Nicholas Farrell, who has studied Mussolini for close to ten years, shows how the alliance with Hitler was far from inevitable, the result more of British snobbery and incompetence and Mussolini's fear of Germany, than any wild desire on his part for world domination, let alone the extermination of the Jews. Indeed, once the holocaust had begun, he and his fascists refused to deport Jews to the Nazi death camps thus saving thousands of Jewish lives.
Although Mussolini did away with democracy, he did not use mass murder to stay in power.

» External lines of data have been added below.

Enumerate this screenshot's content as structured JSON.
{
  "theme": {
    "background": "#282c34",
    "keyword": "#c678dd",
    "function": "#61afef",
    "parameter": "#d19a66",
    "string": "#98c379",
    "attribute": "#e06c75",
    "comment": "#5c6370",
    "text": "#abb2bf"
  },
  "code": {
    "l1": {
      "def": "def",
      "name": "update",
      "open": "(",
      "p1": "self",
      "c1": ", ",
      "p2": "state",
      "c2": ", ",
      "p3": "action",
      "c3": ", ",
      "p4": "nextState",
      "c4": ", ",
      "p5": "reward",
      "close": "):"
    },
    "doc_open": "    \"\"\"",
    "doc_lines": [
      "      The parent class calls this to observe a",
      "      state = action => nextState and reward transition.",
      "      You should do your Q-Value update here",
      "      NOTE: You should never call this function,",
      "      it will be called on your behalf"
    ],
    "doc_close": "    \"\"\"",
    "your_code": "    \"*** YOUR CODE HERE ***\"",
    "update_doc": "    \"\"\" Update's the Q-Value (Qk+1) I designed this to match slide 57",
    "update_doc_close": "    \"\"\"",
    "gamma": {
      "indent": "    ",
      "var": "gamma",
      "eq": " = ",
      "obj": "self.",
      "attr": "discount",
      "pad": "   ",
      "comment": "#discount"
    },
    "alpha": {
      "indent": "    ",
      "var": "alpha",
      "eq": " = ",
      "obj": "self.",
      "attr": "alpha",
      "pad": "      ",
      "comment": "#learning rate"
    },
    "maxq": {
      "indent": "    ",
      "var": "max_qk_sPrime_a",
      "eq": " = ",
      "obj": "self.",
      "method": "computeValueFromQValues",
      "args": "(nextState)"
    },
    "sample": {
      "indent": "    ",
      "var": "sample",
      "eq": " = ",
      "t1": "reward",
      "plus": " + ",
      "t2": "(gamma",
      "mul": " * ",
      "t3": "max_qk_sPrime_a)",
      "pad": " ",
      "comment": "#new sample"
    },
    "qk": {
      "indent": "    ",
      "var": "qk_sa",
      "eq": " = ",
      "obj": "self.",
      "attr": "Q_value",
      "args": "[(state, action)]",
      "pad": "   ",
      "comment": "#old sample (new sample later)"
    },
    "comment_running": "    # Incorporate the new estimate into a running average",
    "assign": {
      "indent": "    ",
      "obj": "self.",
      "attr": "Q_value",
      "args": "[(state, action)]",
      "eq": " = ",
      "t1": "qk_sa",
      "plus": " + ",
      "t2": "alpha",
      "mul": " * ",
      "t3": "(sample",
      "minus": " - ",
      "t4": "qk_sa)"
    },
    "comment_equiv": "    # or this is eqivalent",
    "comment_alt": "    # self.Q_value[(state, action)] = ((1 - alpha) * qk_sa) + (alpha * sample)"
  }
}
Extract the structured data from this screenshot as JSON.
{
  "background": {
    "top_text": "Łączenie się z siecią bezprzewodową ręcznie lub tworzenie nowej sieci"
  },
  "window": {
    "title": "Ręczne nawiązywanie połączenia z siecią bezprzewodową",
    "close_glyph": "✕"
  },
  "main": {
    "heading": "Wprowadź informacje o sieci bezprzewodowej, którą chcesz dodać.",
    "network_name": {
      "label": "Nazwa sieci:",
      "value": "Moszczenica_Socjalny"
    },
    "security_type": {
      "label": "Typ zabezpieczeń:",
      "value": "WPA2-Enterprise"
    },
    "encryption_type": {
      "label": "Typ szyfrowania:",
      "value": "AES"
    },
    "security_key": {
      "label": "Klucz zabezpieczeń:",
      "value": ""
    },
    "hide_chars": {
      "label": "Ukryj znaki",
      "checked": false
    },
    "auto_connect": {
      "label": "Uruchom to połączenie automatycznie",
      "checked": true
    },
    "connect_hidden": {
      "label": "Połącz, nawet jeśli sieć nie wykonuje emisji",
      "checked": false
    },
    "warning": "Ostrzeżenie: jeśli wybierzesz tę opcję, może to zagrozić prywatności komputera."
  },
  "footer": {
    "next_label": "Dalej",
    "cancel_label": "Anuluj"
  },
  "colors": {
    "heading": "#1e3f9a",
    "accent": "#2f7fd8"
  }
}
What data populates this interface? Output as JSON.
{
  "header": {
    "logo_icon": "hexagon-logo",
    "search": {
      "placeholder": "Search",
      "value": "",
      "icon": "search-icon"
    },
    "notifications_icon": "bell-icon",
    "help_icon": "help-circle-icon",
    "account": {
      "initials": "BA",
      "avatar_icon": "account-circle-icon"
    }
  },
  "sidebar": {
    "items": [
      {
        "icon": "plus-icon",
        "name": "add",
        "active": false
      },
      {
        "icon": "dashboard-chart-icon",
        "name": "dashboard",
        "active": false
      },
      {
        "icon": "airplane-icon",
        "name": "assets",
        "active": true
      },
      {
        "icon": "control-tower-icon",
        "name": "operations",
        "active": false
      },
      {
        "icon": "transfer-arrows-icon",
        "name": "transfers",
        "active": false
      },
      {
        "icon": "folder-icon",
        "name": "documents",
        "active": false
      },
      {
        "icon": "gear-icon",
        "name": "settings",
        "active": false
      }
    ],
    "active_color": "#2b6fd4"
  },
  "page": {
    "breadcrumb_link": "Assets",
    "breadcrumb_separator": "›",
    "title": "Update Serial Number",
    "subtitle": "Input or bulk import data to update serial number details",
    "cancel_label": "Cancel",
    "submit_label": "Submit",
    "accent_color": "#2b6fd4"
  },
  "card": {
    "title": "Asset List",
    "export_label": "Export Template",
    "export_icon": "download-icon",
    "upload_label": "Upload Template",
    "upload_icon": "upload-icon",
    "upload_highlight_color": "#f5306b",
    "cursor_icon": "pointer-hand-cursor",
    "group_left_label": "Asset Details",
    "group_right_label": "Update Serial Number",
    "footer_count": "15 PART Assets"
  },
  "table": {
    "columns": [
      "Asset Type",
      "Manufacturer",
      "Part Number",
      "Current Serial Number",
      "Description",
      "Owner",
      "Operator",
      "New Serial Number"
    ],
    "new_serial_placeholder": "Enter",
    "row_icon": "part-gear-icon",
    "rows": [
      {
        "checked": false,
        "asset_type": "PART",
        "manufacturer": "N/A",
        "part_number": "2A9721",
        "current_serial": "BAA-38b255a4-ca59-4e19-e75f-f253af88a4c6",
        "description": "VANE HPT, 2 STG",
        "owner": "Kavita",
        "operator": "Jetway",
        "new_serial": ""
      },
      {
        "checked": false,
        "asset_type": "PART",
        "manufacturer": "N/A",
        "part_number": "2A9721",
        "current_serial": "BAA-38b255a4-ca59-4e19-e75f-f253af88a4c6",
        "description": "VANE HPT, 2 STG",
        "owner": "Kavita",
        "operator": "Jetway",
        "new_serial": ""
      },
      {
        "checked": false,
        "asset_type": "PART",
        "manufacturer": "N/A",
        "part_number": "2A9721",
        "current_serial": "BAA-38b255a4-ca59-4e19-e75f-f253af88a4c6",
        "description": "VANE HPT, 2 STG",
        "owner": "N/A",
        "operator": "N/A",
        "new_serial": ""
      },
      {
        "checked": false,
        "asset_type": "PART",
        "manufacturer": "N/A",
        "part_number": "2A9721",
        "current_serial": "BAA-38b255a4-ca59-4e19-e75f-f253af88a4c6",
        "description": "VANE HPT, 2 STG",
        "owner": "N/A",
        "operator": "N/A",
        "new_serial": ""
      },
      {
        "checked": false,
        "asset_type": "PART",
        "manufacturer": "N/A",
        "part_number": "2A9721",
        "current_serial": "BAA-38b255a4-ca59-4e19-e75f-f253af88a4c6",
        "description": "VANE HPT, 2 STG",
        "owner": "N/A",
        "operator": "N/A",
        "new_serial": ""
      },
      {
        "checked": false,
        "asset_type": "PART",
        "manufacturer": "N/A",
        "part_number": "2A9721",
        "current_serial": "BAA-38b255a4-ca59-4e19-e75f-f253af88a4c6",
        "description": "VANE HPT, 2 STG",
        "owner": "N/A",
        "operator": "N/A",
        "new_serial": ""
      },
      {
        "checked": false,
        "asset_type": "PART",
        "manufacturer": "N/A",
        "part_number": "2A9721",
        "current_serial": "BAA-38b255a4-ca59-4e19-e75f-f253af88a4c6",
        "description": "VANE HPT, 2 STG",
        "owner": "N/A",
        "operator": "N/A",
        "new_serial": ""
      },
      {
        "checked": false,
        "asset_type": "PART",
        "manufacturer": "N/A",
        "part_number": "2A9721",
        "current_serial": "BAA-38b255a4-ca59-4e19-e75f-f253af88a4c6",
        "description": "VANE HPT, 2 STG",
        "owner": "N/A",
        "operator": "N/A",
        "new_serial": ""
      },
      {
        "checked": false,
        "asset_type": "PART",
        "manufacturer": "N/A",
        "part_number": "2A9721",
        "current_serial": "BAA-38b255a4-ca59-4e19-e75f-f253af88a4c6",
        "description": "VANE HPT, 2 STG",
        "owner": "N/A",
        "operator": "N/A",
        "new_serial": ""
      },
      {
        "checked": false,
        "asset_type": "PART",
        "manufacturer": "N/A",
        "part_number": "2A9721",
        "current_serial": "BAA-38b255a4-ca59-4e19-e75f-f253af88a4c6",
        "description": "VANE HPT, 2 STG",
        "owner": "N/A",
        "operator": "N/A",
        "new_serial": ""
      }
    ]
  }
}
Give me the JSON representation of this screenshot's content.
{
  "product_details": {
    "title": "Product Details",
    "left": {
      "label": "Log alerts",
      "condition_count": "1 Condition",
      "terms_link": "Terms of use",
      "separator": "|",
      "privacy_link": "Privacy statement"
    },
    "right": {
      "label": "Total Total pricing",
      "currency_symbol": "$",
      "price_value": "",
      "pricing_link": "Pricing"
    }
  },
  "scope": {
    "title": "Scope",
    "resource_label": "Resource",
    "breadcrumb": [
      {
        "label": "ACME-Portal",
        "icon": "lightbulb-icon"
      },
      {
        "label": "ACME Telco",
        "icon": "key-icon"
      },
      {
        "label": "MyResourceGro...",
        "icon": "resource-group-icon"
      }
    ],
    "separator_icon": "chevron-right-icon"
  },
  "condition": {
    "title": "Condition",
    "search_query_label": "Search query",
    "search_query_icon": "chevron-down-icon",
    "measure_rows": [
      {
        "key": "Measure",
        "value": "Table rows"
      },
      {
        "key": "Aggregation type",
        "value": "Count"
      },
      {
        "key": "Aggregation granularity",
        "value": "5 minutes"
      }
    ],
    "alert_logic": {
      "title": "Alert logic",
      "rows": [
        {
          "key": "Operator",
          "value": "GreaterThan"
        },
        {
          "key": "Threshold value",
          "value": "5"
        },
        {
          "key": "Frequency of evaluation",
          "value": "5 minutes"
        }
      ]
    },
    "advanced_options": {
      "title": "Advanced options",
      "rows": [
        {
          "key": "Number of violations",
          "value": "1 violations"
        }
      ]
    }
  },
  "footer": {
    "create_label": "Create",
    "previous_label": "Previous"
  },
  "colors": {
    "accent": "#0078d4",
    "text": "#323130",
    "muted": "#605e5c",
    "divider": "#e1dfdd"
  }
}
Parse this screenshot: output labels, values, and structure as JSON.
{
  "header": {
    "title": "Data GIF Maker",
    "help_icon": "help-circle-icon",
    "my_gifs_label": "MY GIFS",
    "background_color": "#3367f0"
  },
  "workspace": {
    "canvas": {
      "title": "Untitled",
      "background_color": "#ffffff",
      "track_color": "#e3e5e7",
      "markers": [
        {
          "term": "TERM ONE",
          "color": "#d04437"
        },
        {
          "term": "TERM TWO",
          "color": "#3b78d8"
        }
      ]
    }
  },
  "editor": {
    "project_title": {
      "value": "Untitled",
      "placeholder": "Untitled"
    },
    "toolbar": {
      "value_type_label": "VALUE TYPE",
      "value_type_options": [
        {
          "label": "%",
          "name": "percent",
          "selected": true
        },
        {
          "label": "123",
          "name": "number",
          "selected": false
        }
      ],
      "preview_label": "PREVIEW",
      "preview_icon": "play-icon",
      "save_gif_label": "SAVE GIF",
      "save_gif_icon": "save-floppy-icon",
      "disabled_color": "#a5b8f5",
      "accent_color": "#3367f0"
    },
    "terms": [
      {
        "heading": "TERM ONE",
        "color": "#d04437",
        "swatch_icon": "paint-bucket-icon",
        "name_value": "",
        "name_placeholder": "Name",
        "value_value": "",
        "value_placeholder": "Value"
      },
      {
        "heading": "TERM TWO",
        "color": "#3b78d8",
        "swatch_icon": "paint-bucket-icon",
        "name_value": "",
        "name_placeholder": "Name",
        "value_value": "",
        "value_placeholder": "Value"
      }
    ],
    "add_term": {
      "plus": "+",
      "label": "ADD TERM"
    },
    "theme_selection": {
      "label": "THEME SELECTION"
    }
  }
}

Support for him in Italy was such, Farrell argues, that the only honest verdict, however unpalatable, must be that he ruled with the consent of the Italian people. Farrell identifies the key ingredients of this consent as the spiritual appeal of fascism which made it a civic religion and the magnetism of Mussolini and his ideas, which made him the most admired politician in the world for much of the inter-war period.
Described by Churchill as 'the Roman genius', and Pope Pius XI as 'sent by Providence' to save Italy, Mussolini also, according to best estimates, had 169 extra-marital affairs. Whatever the post-war myth would have us believe about a heroic resistance to Mussolini from inside Italy, the truth, as Farrell shows, is that the role of the resistance was marginal to the very end because support for him was so strong.
This new biography also forces us to wonder whether Mussolini had better vision than Marx. For whereas today communist economic ideas are terminally ill, the fascist idea of the third way between capitalism and communism lives on championed by the modern left such as New Labour. To assume that fascism was a phenomenon of the extreme right is to deny Mussolini's vision: he despised the bourgeois way of life - 'la vita comoda' - above all else, and remained at heart a socialist to his dying day.